Do you really want to spend $2,500/kW and then be locked into $10/MMBTu of fuel?
Storage changes the game
Markets, planners and operators have not yet fully digested the implications of battery storage on grid operations and its contribution to resource adequacy. More interregional transmission shortens the risk periods to a handful of hours, making storage a better solution. As more solar comes online, even with its limited capacity value, the system will become “peakier” thereby giving more value to storage. Storage is going to replace a lot of what we use gas for today – it can also replace what we think we need gas for tomorrow.
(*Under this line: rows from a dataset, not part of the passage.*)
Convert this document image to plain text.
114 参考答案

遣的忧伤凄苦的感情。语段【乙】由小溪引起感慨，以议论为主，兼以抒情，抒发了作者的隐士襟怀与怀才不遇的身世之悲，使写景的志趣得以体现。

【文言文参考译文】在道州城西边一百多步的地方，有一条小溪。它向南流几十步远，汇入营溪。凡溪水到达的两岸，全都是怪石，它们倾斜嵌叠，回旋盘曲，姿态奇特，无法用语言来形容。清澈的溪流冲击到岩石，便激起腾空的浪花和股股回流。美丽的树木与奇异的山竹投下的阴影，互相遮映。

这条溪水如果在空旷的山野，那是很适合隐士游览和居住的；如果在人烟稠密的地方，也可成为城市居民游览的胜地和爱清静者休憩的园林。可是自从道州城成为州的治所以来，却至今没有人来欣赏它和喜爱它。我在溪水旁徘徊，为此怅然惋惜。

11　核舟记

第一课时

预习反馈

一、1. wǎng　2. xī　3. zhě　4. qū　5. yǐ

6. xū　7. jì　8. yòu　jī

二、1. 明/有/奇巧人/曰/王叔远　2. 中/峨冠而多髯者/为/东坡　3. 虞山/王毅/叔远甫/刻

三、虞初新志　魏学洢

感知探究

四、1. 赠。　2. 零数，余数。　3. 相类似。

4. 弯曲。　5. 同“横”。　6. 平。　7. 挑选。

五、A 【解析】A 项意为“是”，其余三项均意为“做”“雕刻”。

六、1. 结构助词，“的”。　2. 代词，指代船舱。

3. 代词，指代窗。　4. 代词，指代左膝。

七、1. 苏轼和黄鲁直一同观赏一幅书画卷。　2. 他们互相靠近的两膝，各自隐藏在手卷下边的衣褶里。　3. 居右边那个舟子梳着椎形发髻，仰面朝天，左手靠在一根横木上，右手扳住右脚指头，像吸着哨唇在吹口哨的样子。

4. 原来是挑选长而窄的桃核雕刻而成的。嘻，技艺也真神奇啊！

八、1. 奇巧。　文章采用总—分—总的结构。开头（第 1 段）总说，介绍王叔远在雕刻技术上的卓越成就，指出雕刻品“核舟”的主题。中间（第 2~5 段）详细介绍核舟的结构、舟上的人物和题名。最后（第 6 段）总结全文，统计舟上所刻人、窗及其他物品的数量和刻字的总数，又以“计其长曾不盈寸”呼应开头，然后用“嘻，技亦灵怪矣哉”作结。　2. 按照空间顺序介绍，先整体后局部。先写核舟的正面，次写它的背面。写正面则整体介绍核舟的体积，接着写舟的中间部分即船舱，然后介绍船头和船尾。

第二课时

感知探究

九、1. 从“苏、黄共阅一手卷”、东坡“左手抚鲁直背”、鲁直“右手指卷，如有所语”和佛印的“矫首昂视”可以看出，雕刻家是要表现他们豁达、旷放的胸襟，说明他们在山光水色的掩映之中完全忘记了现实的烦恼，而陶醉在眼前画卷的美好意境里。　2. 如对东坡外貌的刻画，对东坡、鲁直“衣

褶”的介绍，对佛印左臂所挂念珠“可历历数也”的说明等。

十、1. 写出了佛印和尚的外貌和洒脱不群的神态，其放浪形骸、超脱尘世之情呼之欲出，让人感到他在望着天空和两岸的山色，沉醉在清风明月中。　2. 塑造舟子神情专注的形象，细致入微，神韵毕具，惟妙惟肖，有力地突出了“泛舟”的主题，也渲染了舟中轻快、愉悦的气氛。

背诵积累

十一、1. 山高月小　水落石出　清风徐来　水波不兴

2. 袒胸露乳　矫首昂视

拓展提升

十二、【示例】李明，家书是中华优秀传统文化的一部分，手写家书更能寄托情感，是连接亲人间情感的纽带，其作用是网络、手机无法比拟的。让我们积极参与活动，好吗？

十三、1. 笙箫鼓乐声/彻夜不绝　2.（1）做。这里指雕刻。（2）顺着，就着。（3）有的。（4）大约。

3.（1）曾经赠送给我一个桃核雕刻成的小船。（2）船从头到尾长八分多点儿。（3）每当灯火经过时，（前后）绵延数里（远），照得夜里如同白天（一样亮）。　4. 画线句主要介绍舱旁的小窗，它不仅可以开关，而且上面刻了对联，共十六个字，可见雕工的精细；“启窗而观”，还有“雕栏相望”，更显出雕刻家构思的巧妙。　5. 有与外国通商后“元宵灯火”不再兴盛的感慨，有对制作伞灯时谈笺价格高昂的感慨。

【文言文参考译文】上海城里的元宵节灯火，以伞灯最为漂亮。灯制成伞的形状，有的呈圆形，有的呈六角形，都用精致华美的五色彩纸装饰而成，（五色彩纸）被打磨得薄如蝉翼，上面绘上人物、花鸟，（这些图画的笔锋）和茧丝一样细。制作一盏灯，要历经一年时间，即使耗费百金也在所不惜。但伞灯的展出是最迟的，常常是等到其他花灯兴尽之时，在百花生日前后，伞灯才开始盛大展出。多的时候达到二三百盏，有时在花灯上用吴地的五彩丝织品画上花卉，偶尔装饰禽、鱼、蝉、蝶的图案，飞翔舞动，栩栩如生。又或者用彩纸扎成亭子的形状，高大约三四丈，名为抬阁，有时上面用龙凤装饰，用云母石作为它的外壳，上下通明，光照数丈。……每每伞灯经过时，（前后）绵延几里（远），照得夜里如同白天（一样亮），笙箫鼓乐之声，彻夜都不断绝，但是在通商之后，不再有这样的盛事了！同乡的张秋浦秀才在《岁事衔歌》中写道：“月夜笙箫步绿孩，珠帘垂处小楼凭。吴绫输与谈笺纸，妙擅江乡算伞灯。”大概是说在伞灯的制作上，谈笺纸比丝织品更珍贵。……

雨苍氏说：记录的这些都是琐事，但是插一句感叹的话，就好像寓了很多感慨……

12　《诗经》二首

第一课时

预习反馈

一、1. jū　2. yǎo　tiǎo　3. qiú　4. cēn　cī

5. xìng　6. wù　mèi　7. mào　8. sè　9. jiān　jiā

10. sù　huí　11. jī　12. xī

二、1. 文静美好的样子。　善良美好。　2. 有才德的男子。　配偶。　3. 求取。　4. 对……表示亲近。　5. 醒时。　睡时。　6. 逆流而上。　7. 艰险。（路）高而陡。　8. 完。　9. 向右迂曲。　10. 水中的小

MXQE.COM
For example, in early August of this year CAISO had more than a quarter (28%) of its load being served by batteries. We often hear from operators that they have concerns operating the system with large shares of variable renewable energy, but we heard these same arguments 20 years ago when the share was very low. Markets such as SPP, MISO, CAISO and ERCOT have consistently run at very high shares of wind and solar for hours at a time. Experience from other countries is similar – other grids are able to successfully integrate large shares of variable renewable energy – and storage makes it much easier.
Clean firm not gas
There is an opportunity cost to deploying any technology – should we have taken the time and energy to focus on other choices? What about zero carbon firm resources? Enhanced geothermal. Small modular nuclear. If we build gas we will crowd out the need for these clean firm technologies, possibly limiting their deployment and development. Building gas today will make it harder to realize the innovative technologies of tomorrow.
There you have it! The case against new gas is clear. Texas and California are some of the country’s largest markets and both have low wholesale prices and high reliability -all with large percentages of zero- carbon resources.The utilities and markets that complain mightily about “intermittent” solar and wind are places like PJM where wind and solar are in the single digits. It’s time for those regions to get with the program and leave new gas behind.